Portrait d’une mère qui se heurte au temps long de la justice alors qu’elle tente de protéger son fils. C’est une œuvre qui questionne le système judiciaire et rend hommage aux mères qui se battent pour que leurs enfants victimes de violences soient écoutés.
ON VOUS CROIT de Charlotte Devillers et Arnaud Dufeys. Belgique, 202, 1h18. Avec Myriem Akheddiou, Laurent Capelluto, Natali Broods, Ulysse Goffin, Adèle Pinckaers, Alisa Laub. Berlinale 2025, section Perspective.
Critique de Philippe Cabrol, SIGNIS France
Le film commence avec la panique d’une mère qui ne maîtrise pas son fils. Alice est particulièrement nerveuse, car elle doit emmener son fils Étienne, 10 ans, et sa fille Lila, 17 ans, à une audition pour leur garde. Ils sont au bord de la rupture. Ils ont rendez-vous avec la juge des affaires familiales.

L’audience commence et On vous croit va nous donner à la vivre en temps réel pendant 55 minutes au cours desquelles chacun va donner son point de vue sur les faits dont est accusé le père. On assiste à un huis clos où s’affrontent cinq discours contradictoires en un drame poignant. Devant la juge des affaires familiales, l’avocate d’Alice, l’avocat du père, l’avocat des enfants développent leurs plaidoiries. Tous doivent s’écouter malgré leur colère, leur souffrance.
Ce qui est frappant dans cette scène majeure de ce film, ce sont les qualités humaines et professionnelles de la juge qui mène l’audition des parents. On vous croit nous montre une juge très respectueuse des parties, qui n’est jamais dans le jugement, toujours à l’écoute, qui laisse la place pour s’exprimer de manière bienveillante.

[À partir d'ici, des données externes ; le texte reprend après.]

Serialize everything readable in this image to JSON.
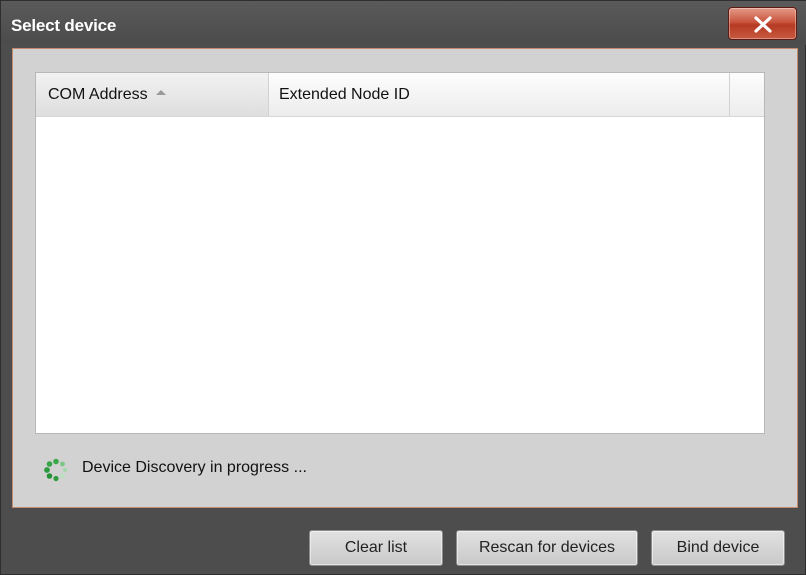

Autour de cette mère, la tension s’installe ainsi, entre paroles des avocats et des conseillers, jusqu’à ce que celle-ci puisse elle-même s’exprimer, les dialogues soulignant le manque d’appui et d’accompagnement dans pareille situation. À l’aide de répliques cinglantes, c’est tout un système qui est interrogé mais aussi l’importance de la parole des enfants qui est remise au centre du jeu. Le titre du film On vous croit pourrait s’expliquer par le fait que les adultes doivent écouter la parole des enfants, la prendre en compte et la protéger
Le film questionne sur la parole et surtout sur la qualité de l’écoute. Chaque mot pèse, chaque regard compte. Dans ce huis-clos judiciaire, l’important est moins celui qui parle, que celui qui écoute : les regards, les hésitations et les micro-réactions deviennent le véritable terrain de bataille. Ce long-métrage interroge aussi sur la recherche de vérité, sur le fait de croire ou non. Alice et ses enfants voudraient entendre dire « on vous croit » et que, de cette confiance naisse une véritable protection.

Le film parvient à montrer la dichotomie entre deux violences : celle, intime et destructrice, des violences sexuelles, et celle, institutionnelle et froide de la justice. Les interprètes portent ce dispositif avec justesse.
Charlotte Devillers, infirmière de profession, réalise avec On vous croit son premier film. Son expérience auprès de jeunes et de familles confrontés à la problématique des violences sexuelles a contribué à nourrir la réflexion de ce long-métrage.
Avec une grande économie de moyens, un format carré qui accentue la sensation d’étouffement, le choix d’un lieu unique : un bureau de justice (la scène centrale a été filmée en temps réel, avec trois caméras fixes), une ambiance clinique, un décor minimaliste, des visages cadrés de près, ce premier long métrage est d’une efficacité saisissante. De plus la cohabitation d’acteurs professionnels et de véritables avocates, apporte un plus à un scénario déjà riche en suspens.